Des sections de prud’hommes ferment. Le droit du travail peut-il être fragilisé par la crise ?
Philippe Martinez
Le gouvernement a beaucoup agi sur ordonnances en nous mettant devant le fait accompli. Les salariés ont du mal à se défendre et les employeurs obtiennent plus de libertés pour faire ce qu’ils veulent. On peut aussi parler des ouvertures de magasins le dimanche, des remises en cause du droit syndical au nom des conditions sanitaires.
Craignez-vous une vente à la découpe du secteur de l’énergie ? Que penser du Ségur de la santé ?
Philippe Martinez
Le gouvernement veut casser la cohérence d’EDF au lieu de la développer. Il veut vendre les activités les plus rentables à la découpe au détriment des usagers. L’énergie nécessite une maîtrise publique. Sur la santé, il ne faudrait pas que le gouvernement fasse semblant de découvrir les problèmes de l’hôpital : manque de personnel, surcharge de travail, des salariés pas payés en fonction de leur qualification... Le Ségur de la santé n’a rien réglé.
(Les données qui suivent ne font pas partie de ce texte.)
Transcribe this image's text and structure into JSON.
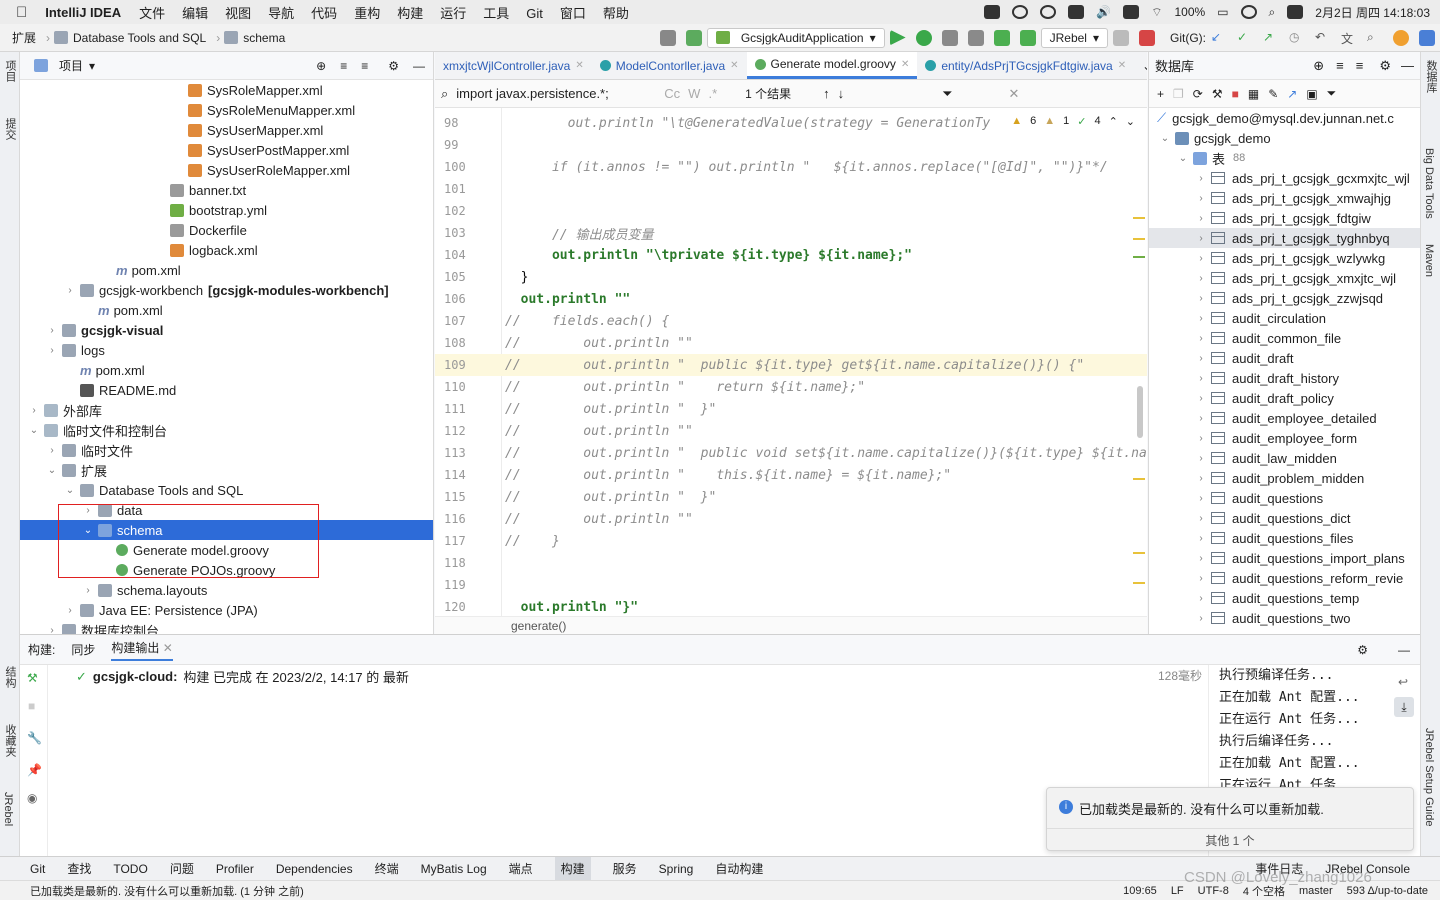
{
  "menubar": {
    "app_name": "IntelliJ IDEA",
    "menus": [
      "文件",
      "编辑",
      "视图",
      "导航",
      "代码",
      "重构",
      "构建",
      "运行",
      "工具",
      "Git",
      "窗口",
      "帮助"
    ],
    "battery": "100%",
    "datetime": "2月2日 周四  14:18:03"
  },
  "toolbar": {
    "breadcrumb": [
      "扩展",
      "Database Tools and SQL",
      "schema"
    ],
    "run_config": "GcsjgkAuditApplication",
    "jrebel": "JRebel",
    "git_label": "Git(G):"
  },
  "leftstrip": {
    "top_label": "项目",
    "mid_label": "提交",
    "struct_label": "结构",
    "fav_label": "收藏夹",
    "jrebel_label": "JRebel"
  },
  "rightstrip": {
    "db_label": "数据库",
    "bdt_label": "Big Data Tools",
    "maven_label": "Maven",
    "jrebel_guide": "JRebel Setup Guide"
  },
  "project": {
    "title": "项目",
    "rows": [
      {
        "label": "SysRoleMapper.xml",
        "type": "xml",
        "indent": 8,
        "chev": ""
      },
      {
        "label": "SysRoleMenuMapper.xml",
        "type": "xml",
        "indent": 8,
        "chev": ""
      },
      {
        "label": "SysUserMapper.xml",
        "type": "xml",
        "indent": 8,
        "chev": ""
      },
      {
        "label": "SysUserPostMapper.xml",
        "type": "xml",
        "indent": 8,
        "chev": ""
      },
      {
        "label": "SysUserRoleMapper.xml",
        "type": "xml",
        "indent": 8,
        "chev": ""
      },
      {
        "label": "banner.txt",
        "type": "txt",
        "indent": 7,
        "chev": ""
      },
      {
        "label": "bootstrap.yml",
        "type": "yml",
        "indent": 7,
        "chev": ""
      },
      {
        "label": "Dockerfile",
        "type": "txt",
        "indent": 7,
        "chev": ""
      },
      {
        "label": "logback.xml",
        "type": "xml",
        "indent": 7,
        "chev": ""
      },
      {
        "label": "pom.xml",
        "type": "mvn",
        "indent": 4,
        "chev": ""
      },
      {
        "label": "gcsjgk-workbench",
        "extra": "[gcsjgk-modules-workbench]",
        "type": "folder",
        "indent": 2,
        "chev": "›"
      },
      {
        "label": "pom.xml",
        "type": "mvn",
        "indent": 3,
        "chev": ""
      },
      {
        "label": "gcsjgk-visual",
        "type": "folder",
        "indent": 1,
        "chev": "›",
        "bold": true
      },
      {
        "label": "logs",
        "type": "folder",
        "indent": 1,
        "chev": "›"
      },
      {
        "label": "pom.xml",
        "type": "mvn",
        "indent": 2,
        "chev": ""
      },
      {
        "label": "README.md",
        "type": "md",
        "indent": 2,
        "chev": ""
      },
      {
        "label": "外部库",
        "type": "lib",
        "indent": 0,
        "chev": "›"
      },
      {
        "label": "临时文件和控制台",
        "type": "lib",
        "indent": 0,
        "chev": "⌄"
      },
      {
        "label": "临时文件",
        "type": "folder",
        "indent": 1,
        "chev": "›"
      },
      {
        "label": "扩展",
        "type": "folder",
        "indent": 1,
        "chev": "⌄"
      },
      {
        "label": "Database Tools and SQL",
        "type": "folder",
        "indent": 2,
        "chev": "⌄"
      },
      {
        "label": "data",
        "type": "folder",
        "indent": 3,
        "chev": "›"
      },
      {
        "label": "schema",
        "type": "folder",
        "indent": 3,
        "chev": "⌄",
        "selected": true
      },
      {
        "label": "Generate model.groovy",
        "type": "groovy",
        "indent": 4,
        "chev": ""
      },
      {
        "label": "Generate POJOs.groovy",
        "type": "groovy",
        "indent": 4,
        "chev": ""
      },
      {
        "label": "schema.layouts",
        "type": "folder",
        "indent": 3,
        "chev": "›"
      },
      {
        "label": "Java EE: Persistence (JPA)",
        "type": "folder",
        "indent": 2,
        "chev": "›"
      },
      {
        "label": "数据库控制台",
        "type": "folder",
        "indent": 1,
        "chev": "›"
      }
    ]
  },
  "editor": {
    "tabs": [
      {
        "label": "xmxjtcWjlController.java",
        "color": "#3d7ddb",
        "active": false
      },
      {
        "label": "ModelContorller.java",
        "color": "#2aa0a8",
        "active": false
      },
      {
        "label": "Generate model.groovy",
        "color": "#5cab5e",
        "active": true
      },
      {
        "label": "entity/AdsPrjTGcsjgkFdtgiw.java",
        "color": "#2aa0a8",
        "active": false
      }
    ],
    "find_text": "import javax.persistence.*;",
    "find_result": "1 个结果",
    "inspect": {
      "warn": "6",
      "weak": "1",
      "ok": "4"
    },
    "lines": [
      {
        "n": "98",
        "t": "        out.println \"\\t@GeneratedValue(strategy = GenerationTy",
        "cls": "cmt"
      },
      {
        "n": "99",
        "t": "",
        "cls": "plain"
      },
      {
        "n": "100",
        "t": "      if (it.annos != \"\") out.println \"   ${it.annos.replace(\"[@Id]\", \"\")}\"*/",
        "cls": "cmt"
      },
      {
        "n": "101",
        "t": "",
        "cls": "plain"
      },
      {
        "n": "102",
        "t": "",
        "cls": "plain"
      },
      {
        "n": "103",
        "t": "      // 输出成员变量",
        "cls": "cmt"
      },
      {
        "n": "104",
        "t": "      out.println \"\\tprivate ${it.type} ${it.name};\"",
        "cls": "str"
      },
      {
        "n": "105",
        "t": "  }",
        "cls": "plain"
      },
      {
        "n": "106",
        "t": "  out.println \"\"",
        "cls": "str"
      },
      {
        "n": "107",
        "t": "//    fields.each() {",
        "cls": "cmt"
      },
      {
        "n": "108",
        "t": "//        out.println \"\"",
        "cls": "cmt"
      },
      {
        "n": "109",
        "t": "//        out.println \"  public ${it.type} get${it.name.capitalize()}() {\"",
        "cls": "cmt",
        "hl": true
      },
      {
        "n": "110",
        "t": "//        out.println \"    return ${it.name};\"",
        "cls": "cmt"
      },
      {
        "n": "111",
        "t": "//        out.println \"  }\"",
        "cls": "cmt"
      },
      {
        "n": "112",
        "t": "//        out.println \"\"",
        "cls": "cmt"
      },
      {
        "n": "113",
        "t": "//        out.println \"  public void set${it.name.capitalize()}(${it.type} ${it.na",
        "cls": "cmt"
      },
      {
        "n": "114",
        "t": "//        out.println \"    this.${it.name} = ${it.name};\"",
        "cls": "cmt"
      },
      {
        "n": "115",
        "t": "//        out.println \"  }\"",
        "cls": "cmt"
      },
      {
        "n": "116",
        "t": "//        out.println \"\"",
        "cls": "cmt"
      },
      {
        "n": "117",
        "t": "//    }",
        "cls": "cmt"
      },
      {
        "n": "118",
        "t": "",
        "cls": "plain"
      },
      {
        "n": "119",
        "t": "",
        "cls": "plain"
      },
      {
        "n": "120",
        "t": "  out.println \"}\"",
        "cls": "str"
      }
    ],
    "breadcrumb": "generate()"
  },
  "database": {
    "title": "数据库",
    "connection": "gcsjgk_demo@mysql.dev.junnan.net.c",
    "schema": "gcsjgk_demo",
    "tables_label": "表",
    "tables_count": "88",
    "tables": [
      "ads_prj_t_gcsjgk_gcxmxjtc_wjl",
      "ads_prj_t_gcsjgk_xmwajhjg",
      "ads_prj_t_gcsjgk_fdtgiw",
      "ads_prj_t_gcsjgk_tyghnbyq",
      "ads_prj_t_gcsjgk_wzlywkg",
      "ads_prj_t_gcsjgk_xmxjtc_wjl",
      "ads_prj_t_gcsjgk_zzwjsqd",
      "audit_circulation",
      "audit_common_file",
      "audit_draft",
      "audit_draft_history",
      "audit_draft_policy",
      "audit_employee_detailed",
      "audit_employee_form",
      "audit_law_midden",
      "audit_problem_midden",
      "audit_questions",
      "audit_questions_dict",
      "audit_questions_files",
      "audit_questions_import_plans",
      "audit_questions_reform_revie",
      "audit_questions_temp",
      "audit_questions_two"
    ],
    "selected_index": 3
  },
  "build": {
    "label": "构建:",
    "tab_sync": "同步",
    "tab_output": "构建输出",
    "project": "gcsjgk-cloud:",
    "message": "构建 已完成 在 2023/2/2, 14:17 的 最新",
    "duration": "128毫秒",
    "output": [
      "执行预编译任务...",
      "正在加载 Ant 配置...",
      "正在运行 Ant 任务...",
      "执行后编译任务...",
      "正在加载 Ant 配置...",
      "正在运行 Ant 任务..."
    ],
    "notification": "已加载类是最新的. 没有什么可以重新加载.",
    "notification_more": "其他 1 个"
  },
  "toolwindows": [
    "Git",
    "查找",
    "TODO",
    "问题",
    "Profiler",
    "Dependencies",
    "终端",
    "MyBatis Log",
    "端点",
    "构建",
    "服务",
    "Spring",
    "自动构建"
  ],
  "toolwindows_right": [
    "事件日志",
    "JRebel Console"
  ],
  "status": {
    "message": "已加载类是最新的. 没有什么可以重新加载. (1 分钟 之前)",
    "position": "109:65",
    "line_sep": "LF",
    "encoding": "UTF-8",
    "indent": "4 个空格",
    "branch": "master",
    "memory": "593 Δ/up-to-date",
    "watermark": "CSDN @Lovely_zhang1026"
  }
}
Que ferez-vous si les réformes des retraites et de l’assurance chômage reviennent sur la table ?
Philippe Martinez
On n’a pas changé d’avis.
Sur les retraites, comment peut-on justifier de laisser plus longtemps au travail ceux qui ont du boulot alors que des millions n’en ont pas ? Il faut une réforme pour améliorer les pensions et partir plus tôt. Il faut aussi renforcer les droits des chômeurs, pas leur en supprimer. Les jeunes qui arrivent sur le marché du travail n’ont aucune ressource. Chercher du boulot ça coûte cher : il faut un téléphone, un ordinateur, une voiture.
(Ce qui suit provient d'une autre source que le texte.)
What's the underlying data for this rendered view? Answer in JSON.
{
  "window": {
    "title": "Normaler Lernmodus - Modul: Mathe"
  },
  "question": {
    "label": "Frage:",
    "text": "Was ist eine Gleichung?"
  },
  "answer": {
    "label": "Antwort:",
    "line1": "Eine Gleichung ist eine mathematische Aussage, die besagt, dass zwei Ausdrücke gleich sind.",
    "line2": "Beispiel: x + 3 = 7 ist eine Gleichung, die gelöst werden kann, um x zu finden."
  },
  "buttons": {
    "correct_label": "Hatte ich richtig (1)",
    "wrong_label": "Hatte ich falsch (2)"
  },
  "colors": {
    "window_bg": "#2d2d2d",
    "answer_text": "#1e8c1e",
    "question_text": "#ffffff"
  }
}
Le modèle social français est très critiqué, heureusement qu’il est là. C’est un atout, pas un handicap, il faut le renforcer. Regardez les États-Unis qu’on nous vante comme un très beau pays : la crise ce sont des morts et des chômeurs qui vont dans les associations caritatives.
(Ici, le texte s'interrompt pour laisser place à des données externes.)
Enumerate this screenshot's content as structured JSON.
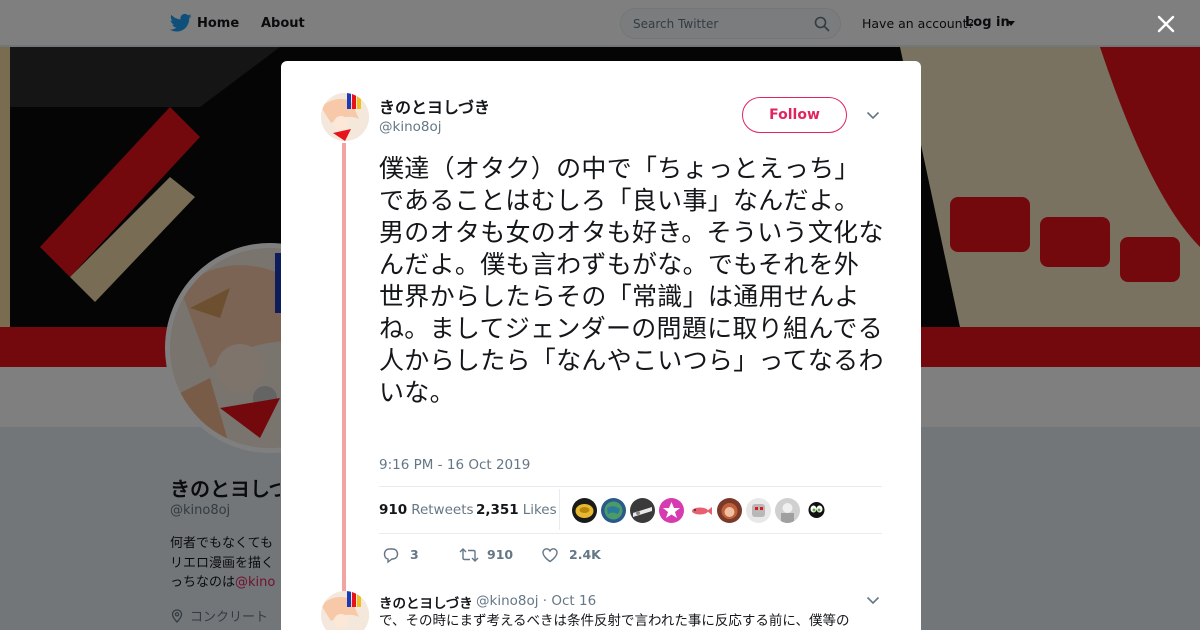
{
  "nav": {
    "home": "Home",
    "about": "About",
    "search_placeholder": "Search Twitter",
    "have_account": "Have an account?",
    "login": "Log in"
  },
  "profile": {
    "name": "きのとヨしづき",
    "handle": "@kino8oj",
    "bio_line1": "何者でもなくても",
    "bio_line2": "リエロ漫画を描く",
    "bio_line3": "っちなのは",
    "bio_link": "@kino",
    "location": "コンクリート"
  },
  "tweet": {
    "author_name": "きのとヨしづき",
    "author_handle": "@kino8oj",
    "follow_label": "Follow",
    "text": "僕達（オタク）の中で「ちょっとえっち」であることはむしろ「良い事」なんだよ。男のオタも女のオタも好き。そういう文化なんだよ。僕も言わずもがな。でもそれを外世界からしたらその「常識」は通用せんよね。ましてジェンダーの問題に取り組んでる人からしたら「なんやこいつら」ってなるわいな。",
    "timestamp": "9:16 PM - 16 Oct 2019",
    "retweets_count": "910",
    "retweets_label": "Retweets",
    "likes_count": "2,351",
    "likes_label": "Likes",
    "reply_count": "3",
    "retweet_count_short": "910",
    "like_count_short": "2.4K"
  },
  "likers": [
    {
      "color": "#e8b830",
      "icon": "gold-coin-avatar"
    },
    {
      "color": "#4a9a6a",
      "icon": "globe-avatar"
    },
    {
      "color": "#3a3a3a",
      "icon": "dark-avatar"
    },
    {
      "color": "#d63cb0",
      "icon": "star-avatar"
    },
    {
      "color": "#ffffff",
      "icon": "fish-avatar"
    },
    {
      "color": "#c0603a",
      "icon": "face-avatar"
    },
    {
      "color": "#b8b8b8",
      "icon": "robot-avatar"
    },
    {
      "color": "#d0d0d0",
      "icon": "gray-avatar"
    },
    {
      "color": "#5ab03c",
      "icon": "cartoon-avatar"
    }
  ],
  "reply": {
    "name": "きのとヨしづき",
    "handle_date": "@kino8oj · Oct 16",
    "text": "で、その時にまず考えるべきは条件反射で言われた事に反応する前に、僕等の"
  },
  "colors": {
    "accent": "#e0245e",
    "thread_line": "#f0a5a3",
    "banner_red": "#e8121a"
  }
}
Les syndicats ont été critiqués par les Gilets jaunes. Avez-vous fait votre autocritique à la CGT ?
Philippe Martinez
On la faisait avant les Gilets jaunes. On est le syndicat de tous les salariés. Il faut arrêter de le dire et le faire. On a mis en place des numéros verts pour répondre à leurs demandes pendant la crise. Le problème c’est qu’on ne croise pas assez de salariés de TPE/PME. La campagne électorale (élections du 22 mars au 4 avril) nous servira mais on doit voir au-delà.